What is the output of:

GET users/_analyze
{
  "text": ["John.Wick", "John Wick"],
  "analyzer": "autocomplete"
}

and

GET users/_analyze
{
  "text": ["John.Wick", "John Wick"],
  "analyzer": "autocomplete_search"
}

That should give you a clue.

Hello, @dadoonet. These are the results:

autocomplete:

{
  "tokens" : [
    {
      "token" : "joh",
      "start_offset" : 0,
      "end_offset" : 3,
      "type" : "word",
      "position" : 0
    },
    {
      "token" : "john",
      "start_offset" : 0,
      "end_offset" : 4,
      "type" : "word",
      "position" : 1
    },
    {
      "token" : "wic",
      "start_offset" : 5,
      "end_offset" : 8,
      "type" : "word",
      "position" : 2
    },
    {
      "token" : "wick",
      "start_offset" : 5,
      "end_offset" : 9,
      "type" : "word",
      "position" : 3
    },
    {
      "token" : "joh",
      "start_offset" : 10,
      "end_offset" : 13,
      "type" : "word",
      "position" : 104
    },
    {
      "token" : "john",
      "start_offset" : 10,
      "end_offset" : 14,
      "type" : "word",
      "position" : 105
    },
    {
      "token" : "wic",
      "start_offset" : 15,
      "end_offset" : 18,
      "type" : "word",
      "position" : 106
    },
    {
      "token" : "wick",
      "start_offset" : 15,
      "end_offset" : 19,
      "type" : "word",
      "position" : 107
    }
  ]
}

autocomplete_search:

{
  "tokens" : [
    {
      "token" : "john.wick",
      "start_offset" : 0,
      "end_offset" : 9,
      "type" : "<ALPHANUM>",
      "position" : 0
    },
    {
      "token" : "john",
      "start_offset" : 10,
      "end_offset" : 14,
      "type" : "<ALPHANUM>",
      "position" : 101
    },
    {
      "token" : "wick",
      "start_offset" : 15,
      "end_offset" : 19,
      "type" : "<ALPHANUM>",
      "position" : 102
    }
  ]
}

More information:

using username instead of username.autocomplete it is possible to query with "john.wick", however the search "john wick" fails to return the result.

"match": {
            "username": {
              "query": "john.wick",
              "operator": "and"
            }
   }

Have a look at the tokens.

I think you have indexed John Wick.

At index time (autocomplete), you indexed: joh, john, wic, wick.
At search time (autocomplete_search), you are searching for:

  • For John.Wick: john.wick
  • For John Wick: john, wick

That's the reason it does not match for John.Wick.

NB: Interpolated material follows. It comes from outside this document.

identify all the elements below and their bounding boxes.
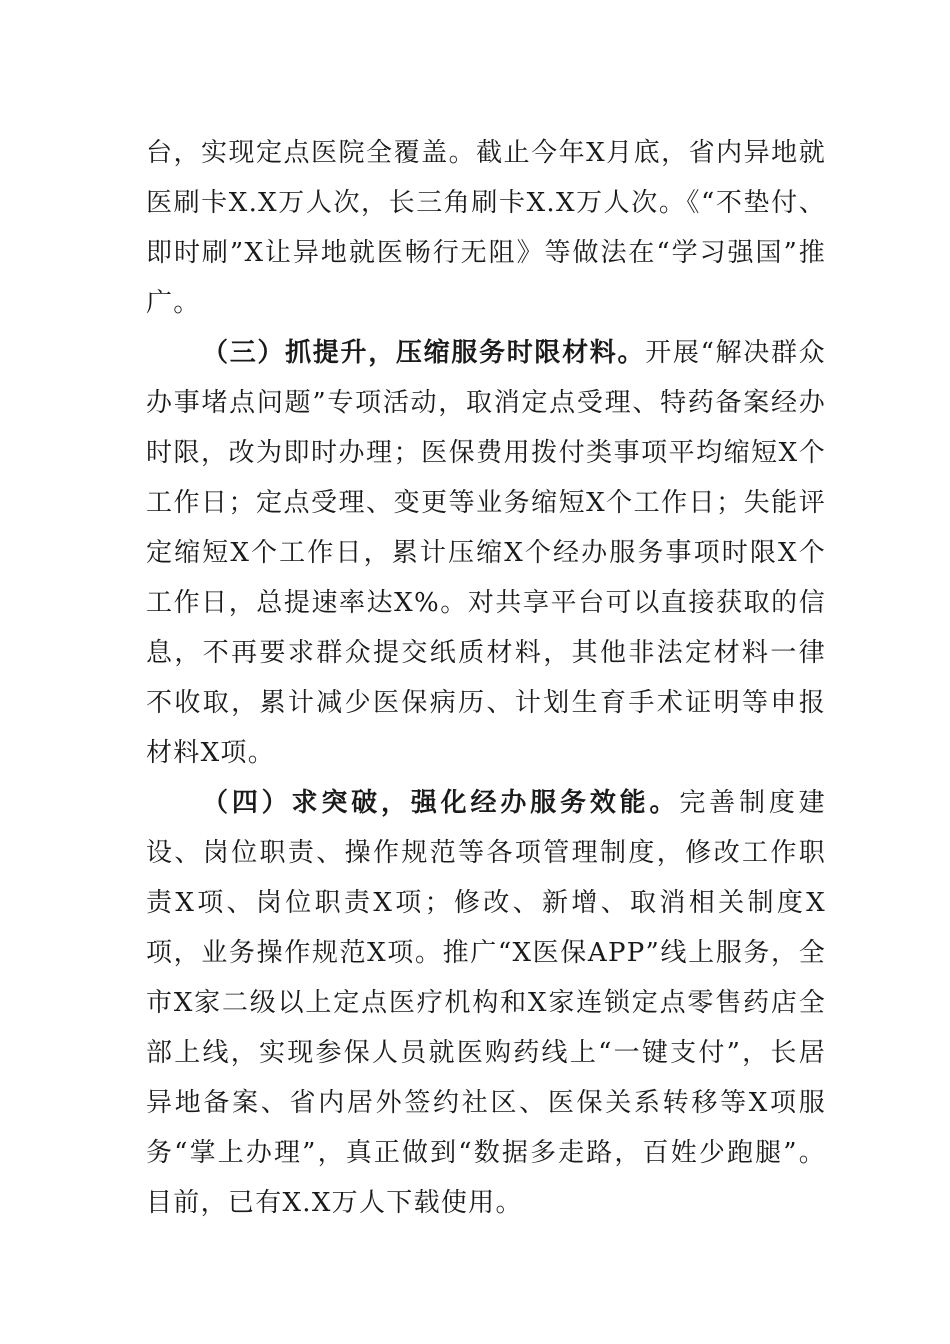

You need to change your analyzer so it will produce the right tokens when searching with a name which has a dot.

I have no idea of what your "tokenizer" : "autocomplete" is. But I think you should look at it and may be use something similar instead of "tokenizer" : "standard".

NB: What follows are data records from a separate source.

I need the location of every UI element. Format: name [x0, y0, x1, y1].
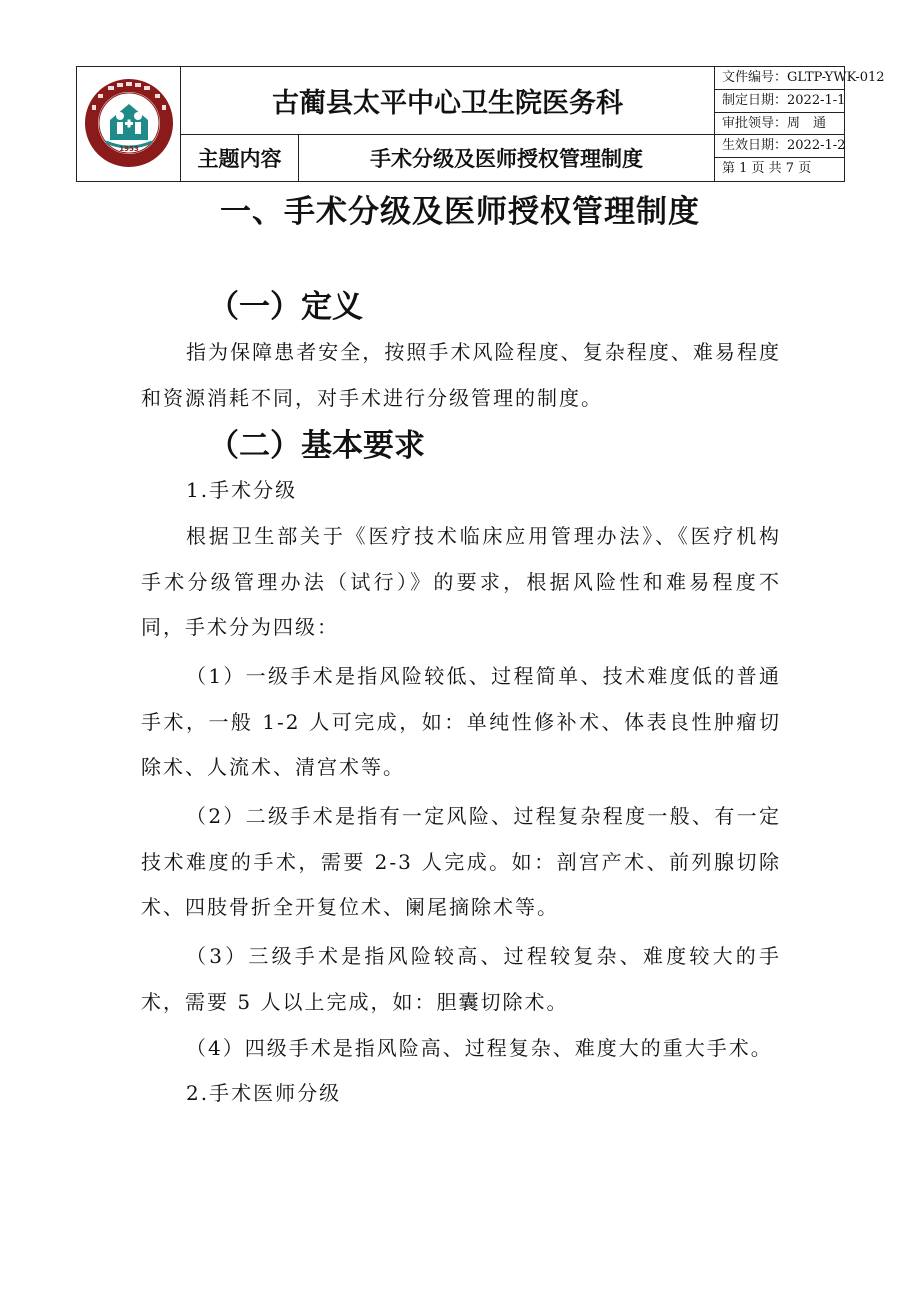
level1-paragraph: （1）一级手术是指风险较低、过程简单、技术难度低的普通手术，一般 1-2 人可完成，如：单纯性修补术、体表良性肿瘤切除术、人流术、清宫术等。 — [141, 664, 781, 779]
logo-cell — [77, 67, 181, 181]
subject-value: 手术分级及医师授权管理制度 — [299, 135, 715, 181]
grading-intro-paragraph: 根据卫生部关于《医疗技术临床应用管理办法》、《医疗机构手术分级管理办法（试行）》的要求，根据风险性和难易程度不同，手术分为四级： — [141, 524, 781, 639]
subject-label: 主题内容 — [181, 135, 299, 181]
document-title: 一、手术分级及医师授权管理制度 — [220, 194, 700, 230]
definition-paragraph: 指为保障患者安全，按照手术风险程度、复杂程度、难易程度和资源消耗不同，对手术进行分级管理的制度。 — [141, 340, 781, 410]
document-header-table — [76, 66, 885, 182]
level2-paragraph: （2）二级手术是指有一定风险、过程复杂程度一般、有一定技术难度的手术，需要 2-3 人完成。如：剖宫产术、前列腺切除术、四肢骨折全开复位术、阑尾摘除术等。 — [141, 804, 781, 919]
meta-effective-date: 生效日期：2022-1-2 — [715, 135, 844, 158]
section-heading-requirements: （二）基本要求 — [208, 428, 425, 464]
meta-page-count: 第 1 页 共 7 页 — [722, 161, 812, 177]
seal-year: 1953 — [119, 145, 139, 153]
level4-paragraph: （4）四级手术是指风险高、过程复杂、难度大的重大手术。 — [186, 1036, 773, 1060]
section-heading-definition: （一）定义 — [208, 289, 363, 325]
org-title: 古蔺县太平中心卫生院医务科 — [181, 67, 715, 135]
item-surgery-grading-title: 1.手术分级 — [186, 478, 298, 502]
hospital-seal-icon — [84, 78, 174, 168]
document-meta — [715, 67, 885, 181]
meta-file-number: 文件编号：GLTP-YWK-012 — [715, 67, 844, 90]
item-surgeon-grading-title: 2.手术医师分级 — [186, 1081, 342, 1105]
meta-created-date: 制定日期：2022-1-1 — [715, 90, 844, 113]
meta-approver: 审批领导：周 通 — [715, 113, 844, 136]
level3-paragraph: （3）三级手术是指风险较高、过程较复杂、难度较大的手术，需要 5 人以上完成，如：胆囊切除术。 — [141, 944, 781, 1014]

Note that autocomplete suggests that you want to search for sub terms...
Here you have the full terms...

Why about combining multiple searches using a bool / should array of match queries?

If you can't make it work, please provide a full recreation script as described in About the Elasticsearch category. It will help to better understand what you are doing. Please, try to keep the example as simple as possible.

A full reproduction script is something anyone can copy and paste in Kibana dev console, click on the run button to reproduce your use case. It will help readers to understand, reproduce and if needed fix your problem. It will also most likely help to get a faster answer.

This topic was automatically closed 28 days after the last reply. New replies are no longer allowed.